Global-warming activists would like this. But so would skeptics, because they believe the models are exaggerating the warming forecasts.
…
Under the T3 tax, the regulator gets to call everyone’s bluff at once, without gambling in advance on who is right. If the tax goes up, it ought to have. If it doesn’t go up, it shouldn’t have. Either way we get a sensible outcome.
That makes sense. Wow. Look at me. Promoting a solution.










June 15, 2009 at 10:32 pm
That’s a very interesting and original idea. However, due to the lag time between CO2 emission and CO2 concentation (if we stopped emitting altogether tomorrow, concentration would level off at around 450-500 ppm, instead of staying at the 388 ppm they are today), waiting for problems to become blatantly obvious before we start mitigating them may not be a good idea. We’re working 50-60 years ahead of schedule – even if we stopped all emissions today, we’ve guaranteed the problem will escalate for another half century.
I’d love you to come check out my blog, which has to do exclusively with climate change, especially how it relates to ideas such as credibility and risk management. Link on my username.
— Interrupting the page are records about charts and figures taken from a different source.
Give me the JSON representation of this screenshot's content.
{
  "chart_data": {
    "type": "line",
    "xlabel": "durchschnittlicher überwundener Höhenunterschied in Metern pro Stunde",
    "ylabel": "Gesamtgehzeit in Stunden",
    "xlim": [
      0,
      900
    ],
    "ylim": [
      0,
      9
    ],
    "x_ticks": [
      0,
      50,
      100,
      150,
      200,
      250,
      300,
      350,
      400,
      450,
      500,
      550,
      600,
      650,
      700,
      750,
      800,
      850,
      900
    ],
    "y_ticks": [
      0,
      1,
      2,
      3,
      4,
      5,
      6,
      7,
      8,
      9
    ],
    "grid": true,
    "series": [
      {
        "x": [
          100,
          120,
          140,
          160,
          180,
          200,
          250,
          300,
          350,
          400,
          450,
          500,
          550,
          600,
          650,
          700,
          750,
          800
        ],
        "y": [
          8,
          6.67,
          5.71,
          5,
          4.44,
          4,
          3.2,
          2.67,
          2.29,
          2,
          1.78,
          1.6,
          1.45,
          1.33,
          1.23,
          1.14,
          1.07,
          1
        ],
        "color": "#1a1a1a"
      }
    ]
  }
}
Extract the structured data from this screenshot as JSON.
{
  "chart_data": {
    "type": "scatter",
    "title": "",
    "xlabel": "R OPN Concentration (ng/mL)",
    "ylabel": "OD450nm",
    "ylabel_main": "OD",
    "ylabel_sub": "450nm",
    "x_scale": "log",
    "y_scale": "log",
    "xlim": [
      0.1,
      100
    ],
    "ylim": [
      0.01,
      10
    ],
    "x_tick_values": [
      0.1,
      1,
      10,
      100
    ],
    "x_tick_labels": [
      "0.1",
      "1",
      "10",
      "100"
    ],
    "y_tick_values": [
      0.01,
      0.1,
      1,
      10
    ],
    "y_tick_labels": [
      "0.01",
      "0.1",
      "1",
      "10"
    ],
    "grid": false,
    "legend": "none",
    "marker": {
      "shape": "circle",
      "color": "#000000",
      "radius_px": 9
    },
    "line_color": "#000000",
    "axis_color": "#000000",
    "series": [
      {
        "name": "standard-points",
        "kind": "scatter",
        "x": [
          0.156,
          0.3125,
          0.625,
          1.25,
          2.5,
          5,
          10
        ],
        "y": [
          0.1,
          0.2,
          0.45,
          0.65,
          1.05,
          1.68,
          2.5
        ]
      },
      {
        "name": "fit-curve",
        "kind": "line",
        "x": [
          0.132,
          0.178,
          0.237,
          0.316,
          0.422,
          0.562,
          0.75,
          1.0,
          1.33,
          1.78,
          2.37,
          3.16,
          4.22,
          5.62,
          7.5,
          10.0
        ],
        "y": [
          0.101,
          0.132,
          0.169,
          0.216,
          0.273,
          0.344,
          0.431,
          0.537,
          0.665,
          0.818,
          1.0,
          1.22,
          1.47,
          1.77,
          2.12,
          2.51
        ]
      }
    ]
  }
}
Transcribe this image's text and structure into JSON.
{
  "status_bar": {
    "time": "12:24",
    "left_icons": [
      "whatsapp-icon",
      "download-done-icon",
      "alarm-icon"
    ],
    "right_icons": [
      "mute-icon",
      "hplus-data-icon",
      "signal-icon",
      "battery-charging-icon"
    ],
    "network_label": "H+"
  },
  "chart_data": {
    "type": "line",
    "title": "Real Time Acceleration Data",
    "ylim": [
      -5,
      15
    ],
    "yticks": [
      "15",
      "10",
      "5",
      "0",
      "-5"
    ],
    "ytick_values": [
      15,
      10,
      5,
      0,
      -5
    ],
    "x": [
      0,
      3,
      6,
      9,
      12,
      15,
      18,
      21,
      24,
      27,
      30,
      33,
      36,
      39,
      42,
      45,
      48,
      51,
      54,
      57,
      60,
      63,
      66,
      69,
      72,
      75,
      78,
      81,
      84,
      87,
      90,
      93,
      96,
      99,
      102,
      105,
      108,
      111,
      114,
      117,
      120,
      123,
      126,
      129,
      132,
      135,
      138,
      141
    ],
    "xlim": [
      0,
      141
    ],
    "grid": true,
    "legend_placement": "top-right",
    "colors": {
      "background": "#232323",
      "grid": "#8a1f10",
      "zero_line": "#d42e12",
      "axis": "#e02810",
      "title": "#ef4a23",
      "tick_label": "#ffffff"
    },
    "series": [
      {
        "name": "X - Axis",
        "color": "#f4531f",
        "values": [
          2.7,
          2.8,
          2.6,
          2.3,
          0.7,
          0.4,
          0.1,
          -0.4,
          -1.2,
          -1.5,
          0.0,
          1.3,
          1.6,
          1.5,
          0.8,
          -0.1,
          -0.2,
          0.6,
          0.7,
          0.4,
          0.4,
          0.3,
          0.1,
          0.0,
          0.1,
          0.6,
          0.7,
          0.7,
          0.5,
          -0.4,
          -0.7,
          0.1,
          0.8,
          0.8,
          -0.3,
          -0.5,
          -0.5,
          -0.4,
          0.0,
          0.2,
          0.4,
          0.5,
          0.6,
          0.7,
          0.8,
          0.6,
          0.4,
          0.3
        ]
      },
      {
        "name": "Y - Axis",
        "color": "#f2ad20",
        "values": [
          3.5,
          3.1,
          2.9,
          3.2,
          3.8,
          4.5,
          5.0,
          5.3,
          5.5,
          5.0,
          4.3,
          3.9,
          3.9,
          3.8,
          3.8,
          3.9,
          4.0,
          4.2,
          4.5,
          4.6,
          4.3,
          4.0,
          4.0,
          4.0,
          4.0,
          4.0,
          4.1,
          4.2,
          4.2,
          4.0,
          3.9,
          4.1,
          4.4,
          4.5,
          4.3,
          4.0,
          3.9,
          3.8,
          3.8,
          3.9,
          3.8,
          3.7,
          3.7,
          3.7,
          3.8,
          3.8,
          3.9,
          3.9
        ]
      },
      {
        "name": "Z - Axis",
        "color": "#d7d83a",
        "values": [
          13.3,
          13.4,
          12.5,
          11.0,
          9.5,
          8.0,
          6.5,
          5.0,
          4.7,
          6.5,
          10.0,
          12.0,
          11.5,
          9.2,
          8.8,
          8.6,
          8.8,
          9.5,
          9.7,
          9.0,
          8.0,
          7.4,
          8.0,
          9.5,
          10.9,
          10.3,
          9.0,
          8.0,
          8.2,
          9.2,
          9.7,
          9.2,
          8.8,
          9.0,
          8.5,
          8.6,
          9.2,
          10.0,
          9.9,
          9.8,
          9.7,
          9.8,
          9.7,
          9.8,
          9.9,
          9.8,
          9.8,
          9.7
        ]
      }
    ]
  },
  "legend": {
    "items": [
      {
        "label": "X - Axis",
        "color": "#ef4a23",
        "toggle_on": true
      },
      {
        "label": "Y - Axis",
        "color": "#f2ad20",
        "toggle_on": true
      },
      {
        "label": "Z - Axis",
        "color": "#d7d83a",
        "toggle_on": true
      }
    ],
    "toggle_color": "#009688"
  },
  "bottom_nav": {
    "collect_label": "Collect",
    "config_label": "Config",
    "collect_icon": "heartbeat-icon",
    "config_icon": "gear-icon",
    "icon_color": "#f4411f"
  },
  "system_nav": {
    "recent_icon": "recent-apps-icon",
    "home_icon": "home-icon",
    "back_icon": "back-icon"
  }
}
Thanks!
June 15, 2009 at 10:48 pm
Global warming has a fingerprint. It’s warming in the troposphere. It is not an “interesting or original” idea. It is one of the main tenets of the global warming theory.
June 16, 2009 at 9:18 am
The interesting and original idea I was referring to was the tax based on temperatures, not the tropospheric warming. We’ve known about tropospheric warming for far too long for anyone to call it original!
June 16, 2009 at 6:20 pm
Sorry for the sloppy comment. It was getting late. The “fingerprint” to which I was referring was what was said in the article (and as quoted above):
The IPCC predicts a warming rate in the tropical troposphere of about double that at the surface, implying about 0.2C to 1.2C per decade in the tropical troposphere under greenhouse-forcing scenarios.
June 16, 2009 at 8:57 pm
Climatic fingerprints are fascinating. I first learned of the GHG fingerprints in the video “Solar Schmolar” by greenman3610. He has a Youtube series called “Climate Denial Crock of the Week” which is absolutely fantastic. Have you seen it?
June 16, 2009 at 9:26 pm
On your advice, I watched “Solar Schmolar” (a link would be nice). It had nothing to do with any warming in the tropical troposphere (the fingerprint).
June 17, 2009 at 12:05 pm
I’m a fan of tarriffs. We pass strict-ish rules for our companies and sock businesses in countries that don’t have similar rules with tarriffs to make up the U.S. cost of compliance. We could do it with child labor and human rights stuff, too. Oh, we’ll be buying local, too (and, yeah, I know it means our prices’ll go up, but if the project is worth it, it’s worth it).
June 17, 2009 at 8:40 pm
Very early 20th century of you Dave. That Smoot-Hawley tariff bill did so much for our economy in the Great Depression. Let’s make people poorer for a good cause.